Agree, but 3 days in 4 minutes are +/- reasonable


----------



## MarshallV82 (Apr 6, 2011)

Dubstep music started playing so I was forced to close the window. Have fun playing with your gopro and editor.


----------



## oldmate (Oct 24, 2011)

MarshallV82 said:


> Dubstep music started playing so I was forced to close the window. Have fun playing with your gopro and editor.


Lol. I thought it was ok. Looks like you had fun.


----------



## SimonB (Oct 13, 2010)

Editing is good. I particularly liked the pow shots from the board's POV.

But please, shoot in fucking 16:9! We're in 2013 here...


----------



## BigmountainVMD (Oct 9, 2011)

I skipped some, but the flowing angle changes on the pole and the goofy guy staring at the camera while moving the camera around the car was pretty hilarious.

I liked the use of different cameras/different angles.


----------



## Board Gadget (Oct 30, 2012)

Samuelx said:


> Hi guys,
> 
> I finally finished my first video (GoPro 3 Black Edition) I already posted 1st part of it, however this is my full version.
> 
> ...


The powder shots are great.

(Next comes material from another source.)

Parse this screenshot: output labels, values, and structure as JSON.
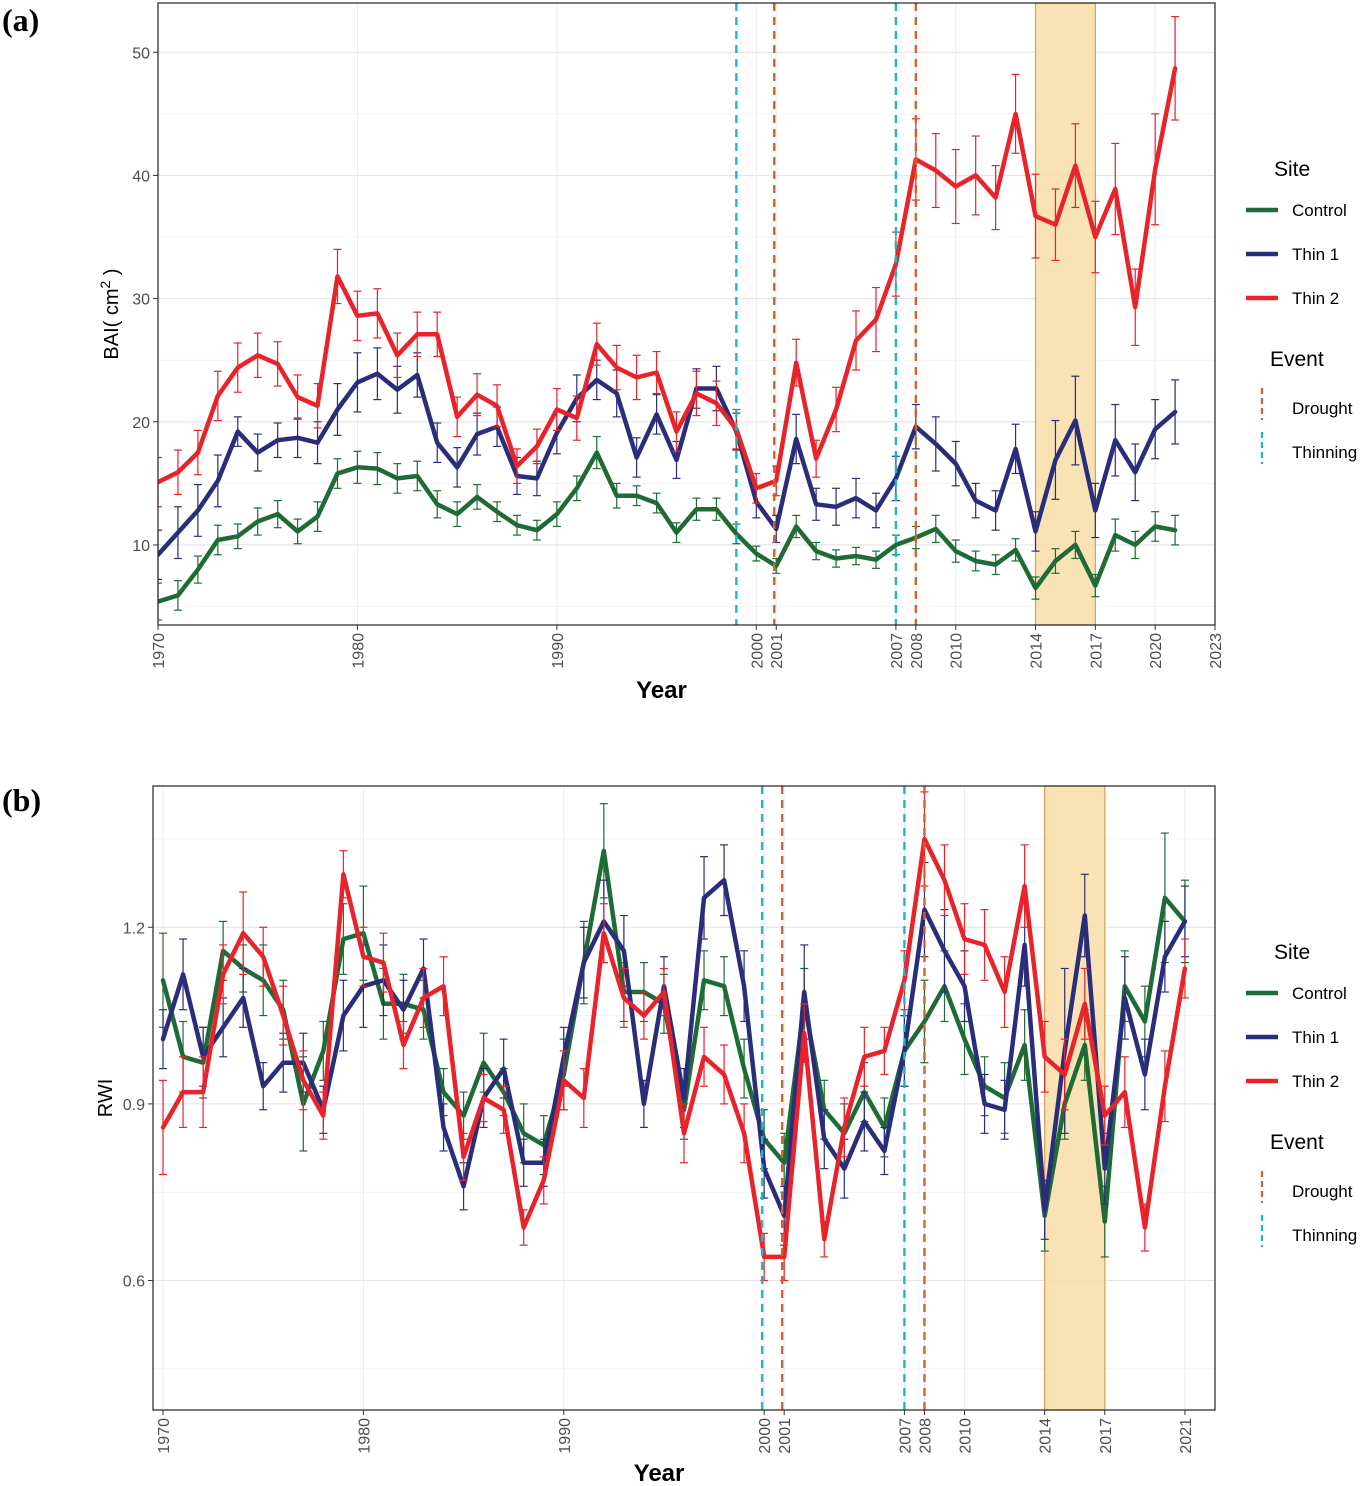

Did you mount the GoPro to your board? If so, how did you do it? Suction cup?


----------



## Samuelx (Feb 24, 2013)

SimonB said:


> Editing is good. I particularly liked the pow shots from the board's POV.
> 
> But please, shoot in fucking 16:9! We're in 2013 here...


You're right, I used 960p because of 100fps as I thought that should be good for some slowmo parts ( shit happens ) I learned from it.


----------



## Samuelx (Feb 24, 2013)

Board Gadget said:


> The powder shots are great. Did you mount the GoPro to your board? If so, how did you do it? Suction cup?


I used standard flat one without any special tethers, but after few rides it fell off :thumbsdown:


----------



## Samuelx (Feb 24, 2013)

oldmate said:


> Lol. I thought it was ok. Looks like you had fun.


I would not use that song normally, however I wanted to sync some video parts with the music - and for this that song is great.
I also wanted to prove that throwing music on background without any sync is crap


----------